Theo Hernandez: «Non volevo lasciare il Milan. Io e Calabria andammo a Milanello con la maglia di Maldini, a qualcuno non piacque»

Alla Gazzetta: «Quando un dirigente ti dice "se resti, vai fuori rosa", devi andar via per forza. Inzaghi mi ha detto per convincermi: "Andiamo a vincere insieme?"».

Theo Hernandez

Cm Milano 18/02/2025 - Champions League / Milan-Feyenoord / foto Cristiano Mazzi/Image Sport nella foto: Theo Hernandez

L’ex calciatore del Milan, ora all’Al Hilal, Theo Hernandez ha rilasciato un’intervista alla Gazzetta dello Sport dove smentisce le notizie uscite sulle modalità del suo addio in rossonero.

L’intervista di Theo Hernandez

Come l’ha convinta Inzaghi?

«Mi ha detto: ‘Andiamo a vincere insieme?’. So che all’Inter lo chiamavano ‘demone’. In campo una persona, fuori un’altra: un gentleman. Ogni tanto mi ha fatto qualche battuta sul fatto che l’anno scorso gli ho fatto perdere la Supercoppa qui a Riad, ma anche lo staff mi ricorda i derby o i duelli con Dumfries.»

Ha incontrato il Milan?

«Sì, prima della partita con il Napoli. Quando andai via non riuscii ad abbracciarli tutti come avrei voluto. Mi dispiace che abbiano perso. C’erano anche Allegri, Tare e Ibra. Furlani non si è fatto vedere.»

Non sarebbe mai andato via?

«Mai. La mia priorità era restare.»

Il suo post d’addio fu polemico: 

«È la verità. Quando sono arrivato c’erano Massara, Boban e Maldini, il mio idolo. Ibra è un top, ma dopo Paolo è cambiato tutto in peggio».

Le critiche dei tifosi le hanno fatto male?

«Molto. So che ho commesso degli errori, come le espulsioni con la Fiorentina o col Feyenoord, ma siamo umani. Non ero sereno mentalmente e avrei potuto fare meglio, ma i tifosi sanno chi è stato Theo al Milan.»

Si è parlato anche di presunte aggressioni…

«C’è chi vuole rovinarti la vita e la carriera. Sono stato male nel leggere certe cose, ma la mia famiglia sa che non è vero.»

Disertare il famoso cooling break di Fonseca fu un errore?

«È stato ingigantito. Io e Leao eravamo entrati da poco e siamo rimasti lì. Dicevano che non avessimo un bel rapporto con gli allenatori, ma non era vero. Io andavo d’accordo anche con Conceiçao». 

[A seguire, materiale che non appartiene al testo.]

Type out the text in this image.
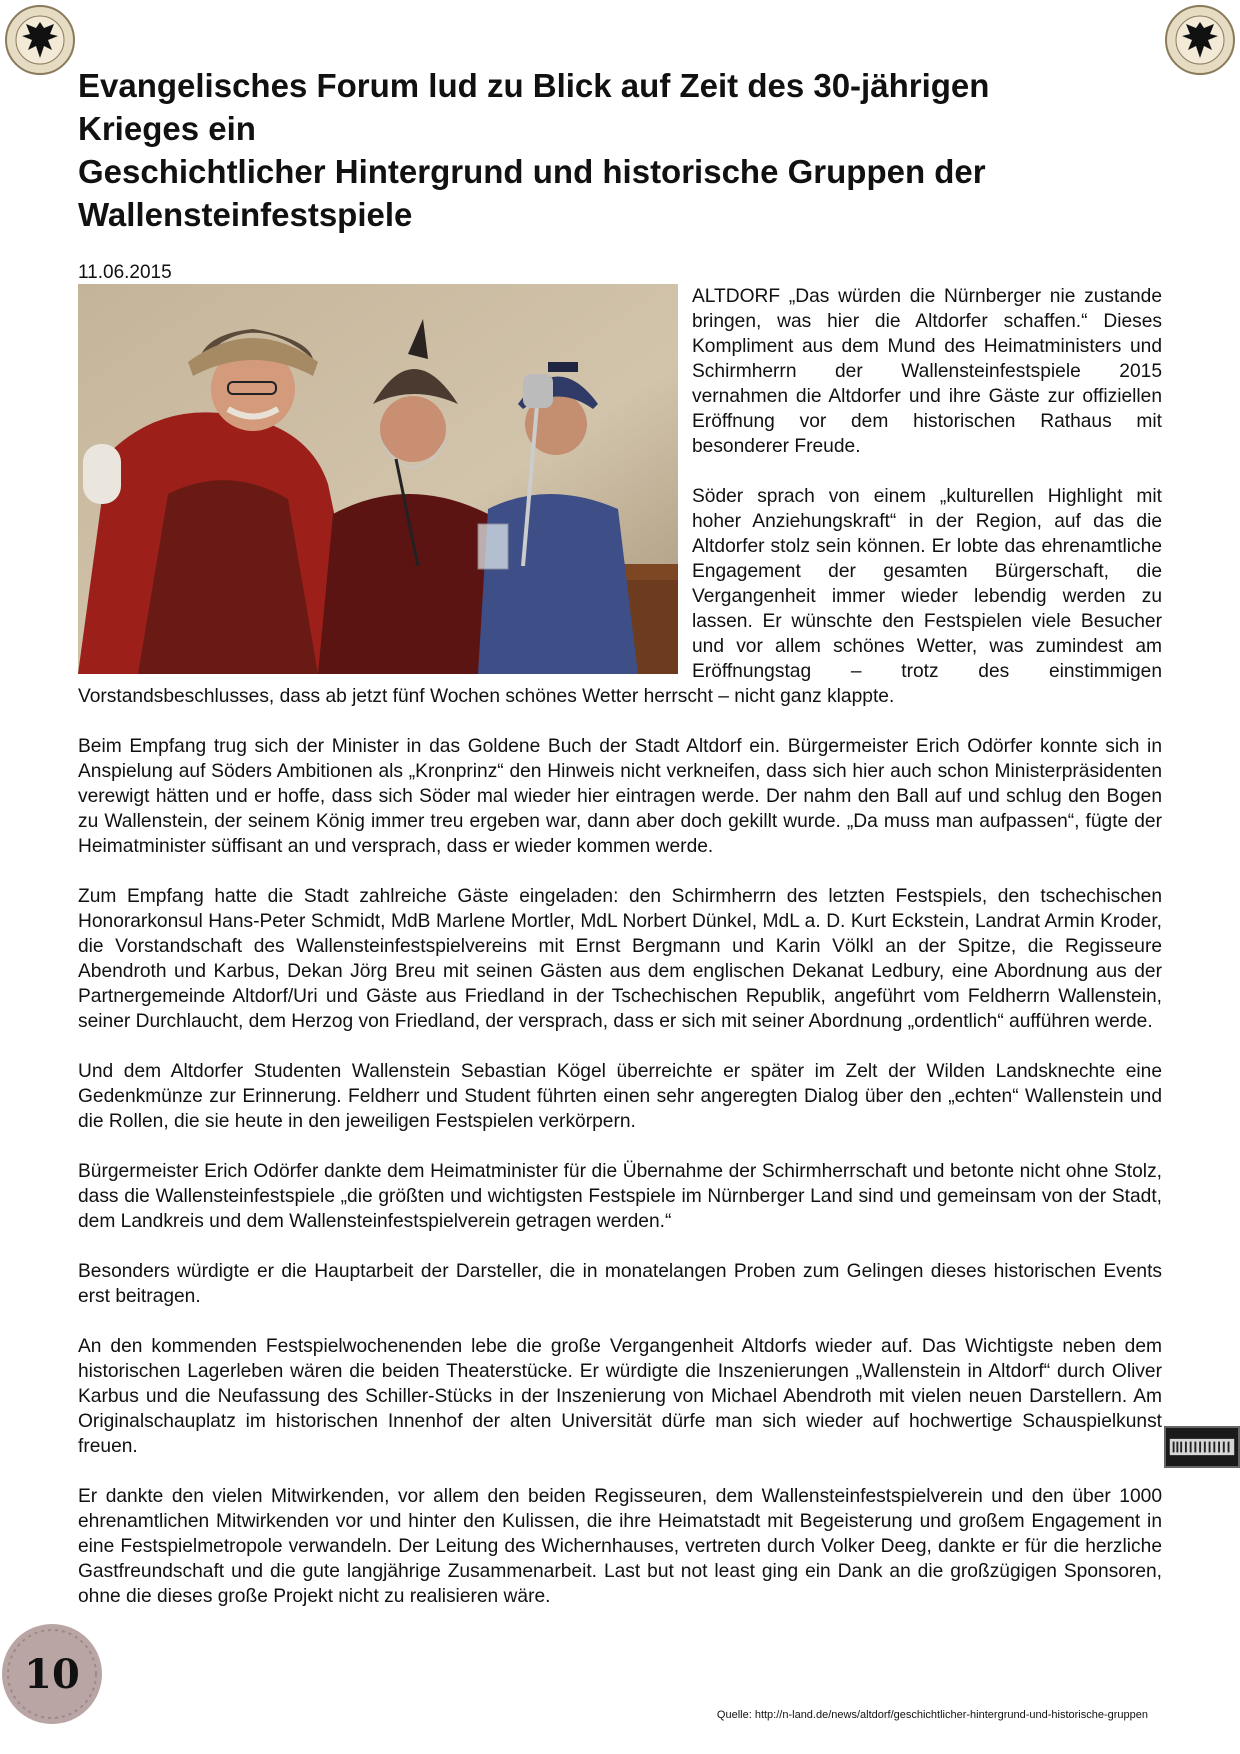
Evangelisches Forum lud zu Blick auf Zeit des 30-jährigen
Krieges ein
Geschichtlicher Hintergrund und historische Gruppen der
Wallensteinfestspiele
11.06.2015

ALTDORF „Das würden die Nürnberger nie zustande bringen, was hier die Altdorfer schaffen.“ Dieses Kompliment aus dem Mund des Heimatministers und Schirmherrn der Wallensteinfestspiele 2015 vernahmen die Altdorfer und ihre Gäste zur offiziellen Eröffnung vor dem historischen Rathaus mit besonderer Freude.

Söder sprach von einem „kulturellen Highlight mit hoher Anziehungskraft“ in der Region, auf das die Altdorfer stolz sein können. Er lobte das ehrenamtliche Engagement der gesamten Bürgerschaft, die Vergangenheit immer wieder lebendig werden zu lassen. Er wünschte den Festspielen viele Besucher und vor allem schönes Wetter, was zumindest am Eröffnungstag – trotz des einstimmigen Vorstandsbeschlusses, dass ab jetzt fünf Wochen schönes Wetter herrscht – nicht ganz klappte.

Beim Empfang trug sich der Minister in das Goldene Buch der Stadt Altdorf ein. Bürgermeister Erich Odörfer konnte sich in Anspielung auf Söders Ambitionen als „Kronprinz“ den Hinweis nicht verkneifen, dass sich hier auch schon Ministerpräsidenten verewigt hätten und er hoffe, dass sich Söder mal wieder hier eintragen werde. Der nahm den Ball auf und schlug den Bogen zu Wallenstein, der seinem König immer treu ergeben war, dann aber doch gekillt wurde. „Da muss man aufpassen“, fügte der Heimatminister süffisant an und versprach, dass er wieder kommen werde.

Zum Empfang hatte die Stadt zahlreiche Gäste eingeladen: den Schirmherrn des letzten Festspiels, den tschechischen Honorarkonsul Hans-Peter Schmidt, MdB Marlene Mortler, MdL Norbert Dünkel, MdL a. D. Kurt Eckstein, Landrat Armin Kroder, die Vorstandschaft des Wallensteinfestspielvereins mit Ernst Bergmann und Karin Völkl an der Spitze, die Regisseure Abendroth und Karbus, Dekan Jörg Breu mit seinen Gästen aus dem englischen Dekanat Ledbury, eine Abordnung aus der Partnergemeinde Altdorf/Uri und Gäste aus Friedland in der Tschechischen Republik, angeführt vom Feldherrn Wallenstein, seiner Durchlaucht, dem Herzog von Friedland, der versprach, dass er sich mit seiner Abordnung „ordentlich“ aufführen werde.

Und dem Altdorfer Studenten Wallenstein Sebastian Kögel überreichte er später im Zelt der Wilden Landsknechte eine Gedenkmünze zur Erinnerung. Feldherr und Student führten einen sehr angeregten Dialog über den „echten“ Wallenstein und die Rollen, die sie heute in den jeweiligen Festspielen verkörpern.

Bürgermeister Erich Odörfer dankte dem Heimatminister für die Übernahme der Schirmherrschaft und betonte nicht ohne Stolz, dass die Wallensteinfestspiele „die größten und wichtigsten Festspiele im Nürnberger Land sind und gemeinsam von der Stadt, dem Landkreis und dem Wallensteinfestspielverein getragen werden.“

Besonders würdigte er die Hauptarbeit der Darsteller, die in monatelangen Proben zum Gelingen dieses historischen Events erst beitragen.

An den kommenden Festspielwochenenden lebe die große Vergangenheit Altdorfs wieder auf. Das Wichtigste neben dem historischen Lagerleben wären die beiden Theaterstücke. Er würdigte die Inszenierungen „Wallenstein in Altdorf“ durch Oliver Karbus und die Neufassung des Schiller-Stücks in der Inszenierung von Michael Abendroth mit vielen neuen Darstellern. Am Originalschauplatz im historischen Innenhof der alten Universität dürfe man sich wieder auf hochwertige Schauspielkunst freuen.

Er dankte den vielen Mitwirkenden, vor allem den beiden Regisseuren, dem Wallensteinfestspielverein und den über 1000 ehrenamtlichen Mitwirkenden vor und hinter den Kulissen, die ihre Heimatstadt mit Begeisterung und großem Engagement in eine Festspielmetropole verwandeln. Der Leitung des Wichernhauses, vertreten durch Volker Deeg, dankte er für die herzliche Gastfreundschaft und die gute langjährige Zusammenarbeit. Last but not least ging ein Dank an die großzügigen Sponsoren, ohne die dieses große Projekt nicht zu realisieren wäre.

10
Quelle: http://n-land.de/news/altdorf/geschichtlicher-hintergrund-und-historische-gruppen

Si è sentito abbandonato dal Milan?

«Avrei meritato un trattamento migliore. Non me l’aspettavo. Alcuni compagni mi spingevano a restare, ma quando un dirigente ti chiama e ti dice ‘se resti qui ti mettiamo fuori rosa’ io che cosa posso fare? Cerco altro».

Era stato scelto grazie a Maldini:

«Il giorno in cui mi ha chiamato per incontrarci è stato il più bello della mia vita sportiva. Mi raggiunse a Ibiza e parlammo di fronte a un’aranciata. Se sono diventato ciò che sono, e anche il difensore del Milan con più gol, è grazie a lui. Tuttora siamo sempre in contatto. La sua maglia con dedica mi emoziona: ‘Theo, il mio degno erede’.»

Il suo addio l’ha spiazzata?

«Mi sono sentito spaesato. L’anno scorso io e Calabria ci presentammo a Milanello con la maglia di Paolo, a qualcuno non andò bene. A parte Ibra, la mancanza di milanismo di sente».

Com’era Zlatan come compagno?

«In allenamento ci massacrava. Per il nostro bene».

Il segreto di Pioli?

«Dopo quel ko a Bergamo per 5-0 ci rivoltò come un calzino. Ricordo i suoi discorsi e la sua calma. Lo scudetto del 2022 è nato lì, con quella sconfitta».